𝔖 Bobbio Scriptorium
✦   LIBER   ✦

The management of dural tear resulting from mid-facial fracture

✍ Scribed by O'Brien, Michael D. ;Reade, Peter C.


Publisher
Wiley (John Wiley & Sons)
Year
1984
Weight
838 KB
Volume
6
Category
Article
ISSN
0148-6403

No coin nor oath required. For personal study only.

✦ Synopsis


This study examines the relative risks and benefits of conservative and surgical management of dural tear secondary to middle third facial fracture and ascertains the type of skull and facial injury most often associated with the development of posttraumatic meningitis. Two projects were undertaken. First, the histories of 247 cases of major middle third facial fracture were reviewed with a recent follow-up of those patients who also sustained a dural tear. Second, 280 cases of bacterial meningitis were reviewed and particular attention was given to cases of posttraumatic meningitis. Of the 247 cases of middle third facial fractures studied, 43% (1071247) had evidence of a dural tear; of this group, 76 patients were managed conservatively and 31 patients were managed surgically. In the former group, there were three instances of recurrent cerebrospinal fluid rhinorrhea (CFR). In the surgically managed group, 77% (24/31) sustained surgical complications including two cases of posttraumatic meningitis and 21 cases of neurological deficit.
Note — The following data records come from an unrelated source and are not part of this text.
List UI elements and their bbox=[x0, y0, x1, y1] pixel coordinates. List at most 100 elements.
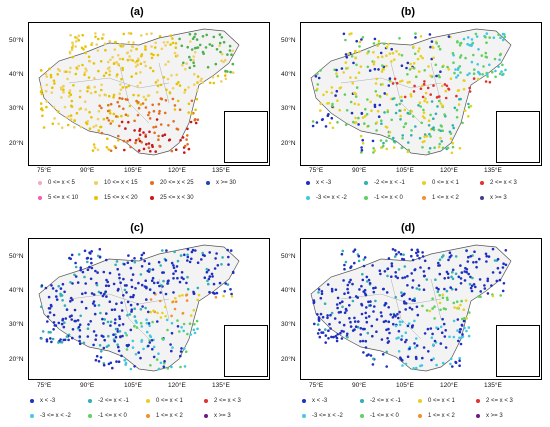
station-dot bbox=[353, 316, 356, 320]
station-dot bbox=[402, 125, 406, 129]
station-dot bbox=[330, 311, 334, 315]
station-dot bbox=[432, 357, 435, 360]
station-dot bbox=[137, 101, 140, 104]
station-dot bbox=[414, 32, 417, 35]
station-dot bbox=[86, 327, 90, 330]
station-dot bbox=[491, 271, 495, 274]
station-dot bbox=[357, 259, 361, 263]
station-dot bbox=[183, 151, 186, 154]
map-c bbox=[28, 238, 270, 380]
station-dot bbox=[70, 253, 74, 257]
station-dot bbox=[120, 114, 123, 118]
station-dot bbox=[485, 73, 489, 76]
station-dot bbox=[476, 63, 479, 66]
station-dot bbox=[94, 124, 98, 127]
station-dot bbox=[106, 109, 110, 113]
station-dot bbox=[470, 289, 474, 293]
station-dot bbox=[147, 113, 150, 117]
station-dot bbox=[41, 330, 45, 333]
station-dot bbox=[70, 46, 74, 49]
station-dot bbox=[74, 261, 77, 265]
station-dot bbox=[449, 132, 453, 135]
station-dot bbox=[129, 49, 133, 52]
station-dot bbox=[361, 36, 365, 39]
station-dot bbox=[402, 258, 406, 261]
station-dot bbox=[194, 249, 197, 252]
station-dot bbox=[158, 109, 161, 113]
station-dot bbox=[98, 247, 102, 251]
station-dot bbox=[119, 44, 123, 48]
station-dot bbox=[50, 340, 53, 344]
station-dot bbox=[357, 103, 360, 106]
station-dot bbox=[372, 310, 375, 313]
station-dot bbox=[348, 296, 352, 299]
station-dot bbox=[192, 328, 196, 332]
legend-item: 0 <= x < 1 bbox=[418, 398, 455, 404]
station-dot bbox=[229, 288, 232, 291]
station-dot bbox=[339, 331, 342, 335]
station-dot bbox=[66, 77, 69, 81]
station-dot bbox=[71, 41, 74, 45]
station-dot bbox=[147, 310, 150, 314]
station-dot bbox=[88, 265, 91, 269]
station-dot bbox=[126, 300, 130, 304]
station-dot bbox=[131, 346, 135, 349]
station-dot bbox=[438, 142, 441, 146]
legend-label: -2 <= x < -1 bbox=[370, 398, 401, 404]
station-dot bbox=[162, 76, 166, 79]
station-dot bbox=[97, 109, 101, 113]
station-dot bbox=[400, 99, 403, 103]
station-dot bbox=[144, 135, 147, 138]
station-dot bbox=[59, 338, 62, 341]
station-dot bbox=[461, 333, 464, 336]
station-dot bbox=[338, 108, 341, 112]
station-dot bbox=[86, 120, 90, 123]
station-dot bbox=[357, 71, 361, 74]
station-dot bbox=[451, 141, 454, 145]
station-dot bbox=[229, 249, 233, 252]
station-dot bbox=[149, 310, 152, 314]
station-dot bbox=[342, 279, 345, 282]
station-dots-d bbox=[312, 247, 508, 370]
station-dot bbox=[129, 58, 132, 61]
station-dot bbox=[428, 309, 432, 313]
station-dot bbox=[86, 260, 89, 264]
station-dot bbox=[206, 279, 209, 283]
station-dot bbox=[71, 282, 74, 285]
station-dot bbox=[222, 60, 225, 64]
station-dot bbox=[352, 250, 355, 253]
station-dot bbox=[45, 83, 49, 87]
station-dot bbox=[70, 99, 74, 103]
station-dot bbox=[458, 56, 462, 59]
station-dot bbox=[484, 252, 488, 256]
station-dot bbox=[178, 108, 182, 111]
station-dot bbox=[422, 346, 426, 349]
station-dot bbox=[423, 69, 426, 72]
station-dot bbox=[451, 124, 455, 127]
station-dot bbox=[410, 254, 413, 258]
station-dot bbox=[150, 279, 154, 282]
station-dot bbox=[467, 326, 471, 329]
station-dot bbox=[137, 137, 141, 141]
station-dot bbox=[218, 44, 221, 47]
station-dot bbox=[466, 260, 470, 263]
legend-label: 25 <= x < 30 bbox=[160, 195, 194, 201]
station-dot bbox=[475, 260, 478, 264]
station-dot bbox=[456, 40, 459, 44]
station-dot bbox=[61, 299, 64, 302]
station-dot bbox=[94, 269, 97, 273]
station-dot bbox=[353, 248, 357, 251]
station-dot bbox=[468, 311, 471, 314]
station-dot bbox=[216, 74, 220, 78]
station-dot bbox=[440, 331, 444, 334]
station-dot bbox=[392, 146, 396, 149]
station-dot bbox=[158, 299, 162, 303]
station-dot bbox=[148, 117, 152, 120]
station-dot bbox=[409, 62, 412, 66]
station-dot bbox=[362, 290, 365, 293]
station-dot bbox=[404, 122, 408, 125]
station-dot bbox=[179, 139, 182, 142]
station-dot bbox=[113, 321, 117, 325]
station-dot bbox=[461, 317, 464, 321]
legend-item: 1 <= x < 2 bbox=[146, 413, 183, 419]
Of the 280 cases of bacterial meningitis, 48 patients had sustained dural tear following trauma. The prognosis for posttraumatic meningitis is considerably better than for other forms of meningitis. The preceding trauma involved the vault of the skull in 90% (43/48) of cases, and discrete middle third facial fracture in one case (2.1%). Posttraumatic meningitis followed a previous operative repair in 15% (7/48) of the patients. The results of this study indicate that dural tear subsequent to middle third facial fractures is a different proposition than dural tear subsequent to direct skull trauma. In the former, spontaneous repair most often occurs following reduction and immobilization of the fracture, and surgical repair with its attendant complications is thereby usually not warranted. Spontaneous repair is unlikely to occur where there is gross damage to the anterior cranial fossa, aerocele, significant frontal fracture separate from the facial injury, and in cases of definite persistent or recurrent CFR and late meningitis. In these cases surgical repair is indicated.